Senin, 13 Juni 2011

MERAJUT MIMPI, MEMBANGUN ASA, MENGGAPAI CITA

Semua ini bermula dari sebuah keinginan yang menggebu-gebu untuk terus menerus belajar dan belajar dan menempuh pendidikan ke jenjang yang lebih tinggi. Meskipun sebenarnya sangat sulit bagiku untuk bisa mewujudkan harapan itu. Mengingat aku bukanlah berasal dari keluarga mampu yang memiliki anggaran pendidikan yang cukup. Latar belakang pendidikan keluargaku pun tak sejalan dengan cita-citaku yang begitu tinggi: guru besar.

Adanya ketidakpercayaan dan hinaan yang dilontarkan oleh tetangga-tetanggaku di desa kepada keluargaku karena kemiskinan kami mungkin juga menjadi salah satu pemicu hingga saat ini untuk membuktikan kepada mereka bahwa kemiskinan dan latar beakang pendidikan yang rendah bukanlah penghambat bagi seseorang untuk dapat melangkah maju. Maklum lah, image (baca: gambaran) keluarga yang tinggal di rumah berdinding bambu dan beralas semen seadanya di tepian sawah, dipelosok kampung di sudut kota jember memang identik dengan kemiskinan. Tapi maaf, kami kaya akan semangat hidup!

Berlandaskan semangat itulah akhirnya aku terus melangkah menjalani pendidikan dasar. Entah darimana datangnya, rezeki itu selalu ada. Dengan hanya bermodalkan berjualan kacang othok (jawa: kacang kedelai yang digoreng lalu diberi bumbu) yang dibungkus dengan plastik kiloan dan dijual di kantin-kantin sekolah ibuku mampu mengantarkan anaknya hingga setengah masa SD.
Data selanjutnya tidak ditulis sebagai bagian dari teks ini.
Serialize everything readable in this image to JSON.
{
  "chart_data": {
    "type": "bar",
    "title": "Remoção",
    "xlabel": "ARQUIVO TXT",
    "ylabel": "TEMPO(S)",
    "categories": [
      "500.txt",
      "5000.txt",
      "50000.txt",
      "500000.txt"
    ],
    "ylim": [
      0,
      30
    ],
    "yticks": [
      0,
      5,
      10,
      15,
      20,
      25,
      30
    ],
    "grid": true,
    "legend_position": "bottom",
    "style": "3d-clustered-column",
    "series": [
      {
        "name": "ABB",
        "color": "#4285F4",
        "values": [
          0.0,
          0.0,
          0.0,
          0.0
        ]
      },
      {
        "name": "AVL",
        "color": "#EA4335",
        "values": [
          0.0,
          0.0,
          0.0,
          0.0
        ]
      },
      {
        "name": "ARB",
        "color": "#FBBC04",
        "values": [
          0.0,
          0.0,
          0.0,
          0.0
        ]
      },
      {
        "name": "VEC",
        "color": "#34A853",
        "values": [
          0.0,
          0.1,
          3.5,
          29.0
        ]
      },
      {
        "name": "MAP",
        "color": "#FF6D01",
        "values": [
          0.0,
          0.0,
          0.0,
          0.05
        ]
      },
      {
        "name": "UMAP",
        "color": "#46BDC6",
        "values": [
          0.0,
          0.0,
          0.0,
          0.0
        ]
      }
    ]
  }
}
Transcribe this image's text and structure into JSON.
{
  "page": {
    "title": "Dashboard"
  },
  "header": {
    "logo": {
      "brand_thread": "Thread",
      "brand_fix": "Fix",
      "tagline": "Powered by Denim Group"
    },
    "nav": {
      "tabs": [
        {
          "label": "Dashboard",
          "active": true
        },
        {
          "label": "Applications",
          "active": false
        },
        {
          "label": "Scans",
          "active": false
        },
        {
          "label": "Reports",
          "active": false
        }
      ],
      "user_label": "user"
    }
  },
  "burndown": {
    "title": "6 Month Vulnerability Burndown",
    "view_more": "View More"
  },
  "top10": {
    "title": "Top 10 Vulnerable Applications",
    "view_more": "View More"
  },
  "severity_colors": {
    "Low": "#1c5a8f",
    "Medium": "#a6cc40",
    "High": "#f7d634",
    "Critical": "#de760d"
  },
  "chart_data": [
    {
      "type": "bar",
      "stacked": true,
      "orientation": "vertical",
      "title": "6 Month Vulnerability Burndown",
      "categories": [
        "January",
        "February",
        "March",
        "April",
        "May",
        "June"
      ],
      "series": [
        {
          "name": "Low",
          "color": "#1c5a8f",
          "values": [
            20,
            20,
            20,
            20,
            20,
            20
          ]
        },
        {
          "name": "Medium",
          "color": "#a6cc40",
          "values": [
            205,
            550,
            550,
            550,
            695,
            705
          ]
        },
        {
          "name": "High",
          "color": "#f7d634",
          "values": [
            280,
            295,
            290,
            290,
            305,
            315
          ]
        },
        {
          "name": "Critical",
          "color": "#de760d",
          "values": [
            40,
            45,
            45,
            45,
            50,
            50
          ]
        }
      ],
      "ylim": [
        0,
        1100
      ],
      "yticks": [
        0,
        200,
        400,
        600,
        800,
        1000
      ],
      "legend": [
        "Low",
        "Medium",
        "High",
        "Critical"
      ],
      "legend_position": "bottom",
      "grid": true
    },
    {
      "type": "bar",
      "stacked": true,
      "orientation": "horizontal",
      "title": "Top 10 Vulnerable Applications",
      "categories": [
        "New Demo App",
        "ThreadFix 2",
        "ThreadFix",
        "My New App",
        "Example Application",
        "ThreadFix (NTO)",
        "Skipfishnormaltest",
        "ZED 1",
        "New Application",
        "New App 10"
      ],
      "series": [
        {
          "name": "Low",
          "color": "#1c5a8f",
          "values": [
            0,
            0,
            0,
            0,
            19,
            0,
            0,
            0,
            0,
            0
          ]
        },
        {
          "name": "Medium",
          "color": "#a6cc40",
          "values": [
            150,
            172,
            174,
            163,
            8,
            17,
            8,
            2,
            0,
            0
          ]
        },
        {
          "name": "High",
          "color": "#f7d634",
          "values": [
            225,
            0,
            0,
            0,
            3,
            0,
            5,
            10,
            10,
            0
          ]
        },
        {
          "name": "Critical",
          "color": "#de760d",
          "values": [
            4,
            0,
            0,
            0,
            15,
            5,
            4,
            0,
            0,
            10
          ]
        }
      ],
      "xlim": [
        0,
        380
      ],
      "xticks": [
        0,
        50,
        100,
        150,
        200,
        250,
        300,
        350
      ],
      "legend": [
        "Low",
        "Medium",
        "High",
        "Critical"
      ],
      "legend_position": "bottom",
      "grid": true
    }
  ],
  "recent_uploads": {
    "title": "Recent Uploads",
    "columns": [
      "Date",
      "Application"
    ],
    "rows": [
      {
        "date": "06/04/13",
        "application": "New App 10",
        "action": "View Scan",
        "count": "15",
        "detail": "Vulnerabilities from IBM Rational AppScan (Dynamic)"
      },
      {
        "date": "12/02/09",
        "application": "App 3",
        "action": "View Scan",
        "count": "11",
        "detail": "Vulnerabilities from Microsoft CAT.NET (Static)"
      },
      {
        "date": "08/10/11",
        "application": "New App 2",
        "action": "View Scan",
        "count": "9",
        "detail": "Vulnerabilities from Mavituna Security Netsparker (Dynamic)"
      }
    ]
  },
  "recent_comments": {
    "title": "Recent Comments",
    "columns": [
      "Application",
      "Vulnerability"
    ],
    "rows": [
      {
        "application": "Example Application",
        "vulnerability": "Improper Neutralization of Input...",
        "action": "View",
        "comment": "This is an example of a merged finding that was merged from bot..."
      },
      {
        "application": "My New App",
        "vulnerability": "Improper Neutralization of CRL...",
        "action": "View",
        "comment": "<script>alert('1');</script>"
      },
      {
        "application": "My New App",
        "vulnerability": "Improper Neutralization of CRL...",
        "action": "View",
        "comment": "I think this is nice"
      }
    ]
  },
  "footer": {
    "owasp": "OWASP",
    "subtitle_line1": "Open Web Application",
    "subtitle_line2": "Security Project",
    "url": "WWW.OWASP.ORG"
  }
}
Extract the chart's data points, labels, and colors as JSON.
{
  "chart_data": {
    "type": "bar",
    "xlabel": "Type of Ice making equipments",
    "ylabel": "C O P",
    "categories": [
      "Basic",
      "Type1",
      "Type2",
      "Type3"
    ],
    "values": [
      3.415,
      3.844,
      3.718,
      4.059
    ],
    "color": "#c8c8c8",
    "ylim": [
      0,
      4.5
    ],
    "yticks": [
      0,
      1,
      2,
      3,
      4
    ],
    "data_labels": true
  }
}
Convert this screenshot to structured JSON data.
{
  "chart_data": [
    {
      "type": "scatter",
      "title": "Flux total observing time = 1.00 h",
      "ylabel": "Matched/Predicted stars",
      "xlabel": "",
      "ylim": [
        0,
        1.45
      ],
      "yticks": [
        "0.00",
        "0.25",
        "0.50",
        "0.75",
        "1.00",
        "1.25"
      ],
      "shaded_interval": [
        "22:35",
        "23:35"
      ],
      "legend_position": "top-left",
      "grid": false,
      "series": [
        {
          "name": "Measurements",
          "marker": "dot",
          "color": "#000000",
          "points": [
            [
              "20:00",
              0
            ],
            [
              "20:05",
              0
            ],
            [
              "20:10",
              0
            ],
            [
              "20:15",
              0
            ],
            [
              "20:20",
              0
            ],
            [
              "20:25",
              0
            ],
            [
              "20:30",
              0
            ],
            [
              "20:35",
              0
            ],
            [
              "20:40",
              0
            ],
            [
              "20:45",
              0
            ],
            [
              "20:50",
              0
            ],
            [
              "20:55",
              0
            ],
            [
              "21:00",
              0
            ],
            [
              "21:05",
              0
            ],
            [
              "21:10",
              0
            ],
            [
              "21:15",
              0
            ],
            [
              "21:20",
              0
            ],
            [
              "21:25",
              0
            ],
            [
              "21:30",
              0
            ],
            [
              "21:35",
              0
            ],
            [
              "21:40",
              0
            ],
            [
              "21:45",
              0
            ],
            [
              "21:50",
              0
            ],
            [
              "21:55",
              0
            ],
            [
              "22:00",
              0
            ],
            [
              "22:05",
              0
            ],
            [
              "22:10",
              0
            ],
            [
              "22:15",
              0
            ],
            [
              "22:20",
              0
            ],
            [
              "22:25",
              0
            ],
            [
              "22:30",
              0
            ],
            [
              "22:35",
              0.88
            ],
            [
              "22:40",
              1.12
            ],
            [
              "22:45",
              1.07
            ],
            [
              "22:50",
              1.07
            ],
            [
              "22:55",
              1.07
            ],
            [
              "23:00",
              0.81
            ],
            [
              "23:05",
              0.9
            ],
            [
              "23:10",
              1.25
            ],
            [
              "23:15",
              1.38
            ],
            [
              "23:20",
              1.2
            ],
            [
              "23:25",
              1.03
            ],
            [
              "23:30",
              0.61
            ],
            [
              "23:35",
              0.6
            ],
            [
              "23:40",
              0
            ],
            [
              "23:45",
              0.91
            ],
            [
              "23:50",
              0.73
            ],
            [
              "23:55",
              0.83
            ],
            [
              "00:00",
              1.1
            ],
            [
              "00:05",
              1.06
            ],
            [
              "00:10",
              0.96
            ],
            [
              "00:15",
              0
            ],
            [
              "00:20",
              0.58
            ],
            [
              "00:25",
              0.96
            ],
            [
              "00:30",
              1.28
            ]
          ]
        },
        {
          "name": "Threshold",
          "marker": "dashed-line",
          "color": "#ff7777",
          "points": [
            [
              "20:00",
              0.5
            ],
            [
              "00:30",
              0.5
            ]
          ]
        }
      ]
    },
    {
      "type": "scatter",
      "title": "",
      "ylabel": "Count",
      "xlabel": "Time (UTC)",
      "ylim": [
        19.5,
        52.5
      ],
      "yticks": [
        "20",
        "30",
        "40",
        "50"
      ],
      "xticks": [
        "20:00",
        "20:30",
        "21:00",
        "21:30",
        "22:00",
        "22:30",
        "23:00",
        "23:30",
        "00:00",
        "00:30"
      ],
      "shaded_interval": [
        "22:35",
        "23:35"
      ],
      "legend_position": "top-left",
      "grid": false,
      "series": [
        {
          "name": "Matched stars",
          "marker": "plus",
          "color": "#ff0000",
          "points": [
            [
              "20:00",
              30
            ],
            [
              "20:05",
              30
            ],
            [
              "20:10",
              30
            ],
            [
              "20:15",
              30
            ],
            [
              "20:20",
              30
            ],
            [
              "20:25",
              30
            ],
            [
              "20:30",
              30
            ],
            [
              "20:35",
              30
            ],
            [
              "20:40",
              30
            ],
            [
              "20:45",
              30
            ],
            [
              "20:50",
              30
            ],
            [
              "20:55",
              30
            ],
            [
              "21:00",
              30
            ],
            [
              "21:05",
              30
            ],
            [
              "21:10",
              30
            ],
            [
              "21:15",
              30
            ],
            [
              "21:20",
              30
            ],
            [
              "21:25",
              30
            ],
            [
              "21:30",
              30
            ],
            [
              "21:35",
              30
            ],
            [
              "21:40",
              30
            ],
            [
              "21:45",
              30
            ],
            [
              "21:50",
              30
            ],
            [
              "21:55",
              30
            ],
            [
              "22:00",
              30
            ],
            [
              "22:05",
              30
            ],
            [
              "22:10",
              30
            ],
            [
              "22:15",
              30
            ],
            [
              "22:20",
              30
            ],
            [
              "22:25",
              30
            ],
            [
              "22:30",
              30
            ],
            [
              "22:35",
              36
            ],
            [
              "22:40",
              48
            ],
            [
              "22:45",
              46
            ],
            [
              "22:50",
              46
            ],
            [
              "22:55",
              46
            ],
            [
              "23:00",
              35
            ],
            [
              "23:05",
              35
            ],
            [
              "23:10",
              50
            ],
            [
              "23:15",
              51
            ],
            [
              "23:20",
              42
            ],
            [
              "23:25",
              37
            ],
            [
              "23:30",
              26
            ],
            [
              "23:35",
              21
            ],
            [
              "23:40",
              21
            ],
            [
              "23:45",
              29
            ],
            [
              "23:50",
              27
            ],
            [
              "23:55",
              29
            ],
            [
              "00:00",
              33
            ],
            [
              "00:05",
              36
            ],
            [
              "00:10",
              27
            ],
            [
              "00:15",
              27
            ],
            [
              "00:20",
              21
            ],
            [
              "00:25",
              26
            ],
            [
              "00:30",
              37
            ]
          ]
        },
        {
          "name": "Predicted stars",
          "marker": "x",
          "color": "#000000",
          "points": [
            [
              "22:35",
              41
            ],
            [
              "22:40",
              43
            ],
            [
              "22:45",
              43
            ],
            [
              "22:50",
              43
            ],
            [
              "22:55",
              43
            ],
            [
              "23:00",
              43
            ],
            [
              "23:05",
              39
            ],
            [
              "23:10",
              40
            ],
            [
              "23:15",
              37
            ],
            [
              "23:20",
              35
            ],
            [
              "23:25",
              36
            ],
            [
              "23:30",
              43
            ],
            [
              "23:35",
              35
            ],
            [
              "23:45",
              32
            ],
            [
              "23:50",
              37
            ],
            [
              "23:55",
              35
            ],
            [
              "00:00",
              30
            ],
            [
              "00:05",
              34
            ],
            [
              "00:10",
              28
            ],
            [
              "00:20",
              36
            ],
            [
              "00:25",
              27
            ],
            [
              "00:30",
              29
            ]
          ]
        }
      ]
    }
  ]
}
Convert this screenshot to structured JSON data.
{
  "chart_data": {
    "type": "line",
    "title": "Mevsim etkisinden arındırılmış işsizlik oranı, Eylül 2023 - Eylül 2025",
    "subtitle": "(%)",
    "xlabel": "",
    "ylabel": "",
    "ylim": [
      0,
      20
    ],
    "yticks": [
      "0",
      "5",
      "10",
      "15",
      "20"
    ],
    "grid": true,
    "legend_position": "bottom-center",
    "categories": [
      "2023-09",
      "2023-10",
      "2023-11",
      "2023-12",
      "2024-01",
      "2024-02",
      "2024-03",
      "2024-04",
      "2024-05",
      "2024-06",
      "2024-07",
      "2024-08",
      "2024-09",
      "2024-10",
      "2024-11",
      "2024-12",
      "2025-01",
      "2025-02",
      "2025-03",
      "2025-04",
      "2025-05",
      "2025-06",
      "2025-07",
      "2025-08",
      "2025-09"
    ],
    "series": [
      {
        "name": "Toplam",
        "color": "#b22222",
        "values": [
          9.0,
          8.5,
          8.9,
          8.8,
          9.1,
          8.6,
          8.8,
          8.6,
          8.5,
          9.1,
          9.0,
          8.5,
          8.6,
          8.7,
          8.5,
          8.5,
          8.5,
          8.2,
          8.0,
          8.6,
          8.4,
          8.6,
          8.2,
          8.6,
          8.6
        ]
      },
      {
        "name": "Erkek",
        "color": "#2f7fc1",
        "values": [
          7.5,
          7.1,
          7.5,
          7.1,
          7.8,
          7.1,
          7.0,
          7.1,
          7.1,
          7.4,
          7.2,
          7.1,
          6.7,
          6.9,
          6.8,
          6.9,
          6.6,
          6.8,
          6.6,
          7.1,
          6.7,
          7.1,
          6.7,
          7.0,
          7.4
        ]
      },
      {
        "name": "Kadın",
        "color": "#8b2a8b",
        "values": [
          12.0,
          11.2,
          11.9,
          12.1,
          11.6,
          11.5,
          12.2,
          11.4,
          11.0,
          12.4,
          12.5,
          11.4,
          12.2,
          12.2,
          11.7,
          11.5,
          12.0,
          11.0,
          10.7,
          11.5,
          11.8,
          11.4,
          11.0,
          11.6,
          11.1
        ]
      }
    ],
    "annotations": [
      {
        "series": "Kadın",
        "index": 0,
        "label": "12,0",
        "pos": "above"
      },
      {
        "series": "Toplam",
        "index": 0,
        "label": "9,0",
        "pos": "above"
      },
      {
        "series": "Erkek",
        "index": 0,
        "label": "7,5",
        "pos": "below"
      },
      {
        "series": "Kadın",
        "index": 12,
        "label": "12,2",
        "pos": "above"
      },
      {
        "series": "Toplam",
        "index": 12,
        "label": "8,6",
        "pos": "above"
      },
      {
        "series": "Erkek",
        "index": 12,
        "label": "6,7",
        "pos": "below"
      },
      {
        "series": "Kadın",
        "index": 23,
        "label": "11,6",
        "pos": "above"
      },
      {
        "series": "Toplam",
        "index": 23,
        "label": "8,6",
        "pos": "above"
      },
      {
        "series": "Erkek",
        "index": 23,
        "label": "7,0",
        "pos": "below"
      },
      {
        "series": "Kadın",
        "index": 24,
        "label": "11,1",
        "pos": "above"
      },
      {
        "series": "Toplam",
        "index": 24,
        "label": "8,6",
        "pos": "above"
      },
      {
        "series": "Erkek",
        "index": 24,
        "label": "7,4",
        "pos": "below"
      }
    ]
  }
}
Masih segar dalam ingatanku, pada saat pertama kali Ibu membuat kacang othok untuk dijual di kantin sekolah. Setiap malam sekitar jam 2, ketika aku terjaga dari tidurku kulihat ibu sedang terduduk sambil terduduk di sudut kamar ditemani sebongkah lilin. Awalnya aku heran apa yang dilakukannya tengah malam begini. Padahal kemarin rasanya ia ngelonin (Jawa: menemani tidur) aku dan kakakku. Tampak setoples besar kacang kedelai yang telah diberi bumbu di sebelah ibu. Kulihat dirinya sedang memegang plastik panjang yang telah diisi kacang lalu membakar sebagian plastiknya agar plastik itu tertutup rapat. Awalnya aku tak tau apa yang sedang dilakukan ibu. “Ma, lagi ngapain?”, tanyaku polos. “Ini lagi mbungkus kacang othok.” Jawabnya sambil tak melihat ke arahku. “Udah, angga tidur aja… ngapain bangun malem-malem gini.” Tanyanya kembali. “Pengen pipis, ma.” Jawabku sambil menguntai senyum manja. Gigi-gigi ompongku mencuat keluar seolah menyampaikan pesan pada ibu, “Anterin angga ke jedhing (Jawa: Kamar mandi).” Lalu ia raih tanganku dan antarkan diriku ke kamar mandi.

Esok paginya, sebelum Ibu berangkat ke kantor Asuransi tempat ia bekerja, ibu menyuruhku membawa sebungkus kresek besar berisi kacang othok yang telah dibungkus semalaman ke sekolah. Ia berpesan padaku untuk menyerahkan kacang ini ke petugas kantin di SDN Kepatihan II, tempatku bersekolah. Dengan polosnya aku penuhi permintaan Ibu. Meski aku tak tahu untuk apa Ibu menyuruhku seperti itu. Belakangan, ketika aku SMP baru aku menyadari bahwa ibu rela bangun malam-malam, membuat kacang othok, membungkusnya dan menyuruhku menitipkan di kantin sekolah adalah untuk menambah penghasilan dan membiayai kehidpan keluarga kami. Maklum, ibu dan ayah telah bercerai sejak aku berumur 3 tahun dan beban keluarga sepenuhnya ditanggung oleh ibu sejak saat itu. Termasuk biaya sekolahku dan kakakku.